Levy pede apoio a ruralistas para manter recursos

Osmar Dias, do BB: em tempos de escassez, qualquer fonte de recursos faz falta
Como parte das medidas pós-ajuste fiscal que pretende ativar depois das votações de medidas provisórias sobre benefícios trabalhistas e previdenciários no Congresso, o ministro da Fazenda, Joaquim Levy, está pedindo o apoio da bancada ruralista para ajudar o governo a rejeitar, em votação na Câmara, uma emenda apresentada pelo senador José Serra (PSDB-SP) que permite a Estados e municípios sacar 70% dos depósitos judiciais mantidos em bancos oficiais.

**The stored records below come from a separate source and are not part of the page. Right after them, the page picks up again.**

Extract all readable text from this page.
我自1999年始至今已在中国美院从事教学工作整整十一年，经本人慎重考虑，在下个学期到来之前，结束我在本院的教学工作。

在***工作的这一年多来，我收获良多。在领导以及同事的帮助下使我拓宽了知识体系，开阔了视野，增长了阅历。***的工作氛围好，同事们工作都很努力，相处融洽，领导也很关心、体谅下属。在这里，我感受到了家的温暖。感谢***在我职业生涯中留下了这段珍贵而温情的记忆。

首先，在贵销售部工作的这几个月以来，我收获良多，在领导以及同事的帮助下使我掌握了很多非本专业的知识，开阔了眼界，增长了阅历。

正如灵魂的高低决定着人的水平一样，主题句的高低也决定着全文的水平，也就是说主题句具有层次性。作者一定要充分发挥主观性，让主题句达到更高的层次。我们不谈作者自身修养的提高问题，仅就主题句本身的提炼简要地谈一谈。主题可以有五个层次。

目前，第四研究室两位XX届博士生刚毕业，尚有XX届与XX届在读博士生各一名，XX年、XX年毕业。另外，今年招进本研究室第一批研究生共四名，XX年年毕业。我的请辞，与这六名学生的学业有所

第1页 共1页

Atualmente esses recursos podem ser direcionados pelos bancos oficiais, sobretudo o Banco do Brasil, para engrossar a oferta de crédito rural, embora o Banco Central não fixe nenhum percentual sobre o total como regra. São recursos próprios, não do montante subsidiado pelo governo.

Em reunião fechada com 50 deputados e senadores da Frente Parlamentar da Agropecuária (FPA) no dia 5 de maio, Levy já advertiu que, se os deputados deixarem passar a emenda, somente o BB, líder do mercado de financiamentos ao agronegócio e onde é mantida a maior parte desses depósitos, perderia imediatamente R$ 21 bilhões de recursos próprios.

Parte disso é destinada ao crédito rural, mas a efetiva liberação depende de decisão judicial. Levy deverá se encontrar novamente com os parlamentares nas próximas semanas para reafirmar o pleito.

A emenda do senador José Serra, inserida no projeto de lei que altera o indexador das dívidas de governos estaduais e prefeituras, não interessa à equipe econômica do governo pois significaria uma redução do volume de recursos que o Tesouro usa hoje em sua contabilidade de superávit primário.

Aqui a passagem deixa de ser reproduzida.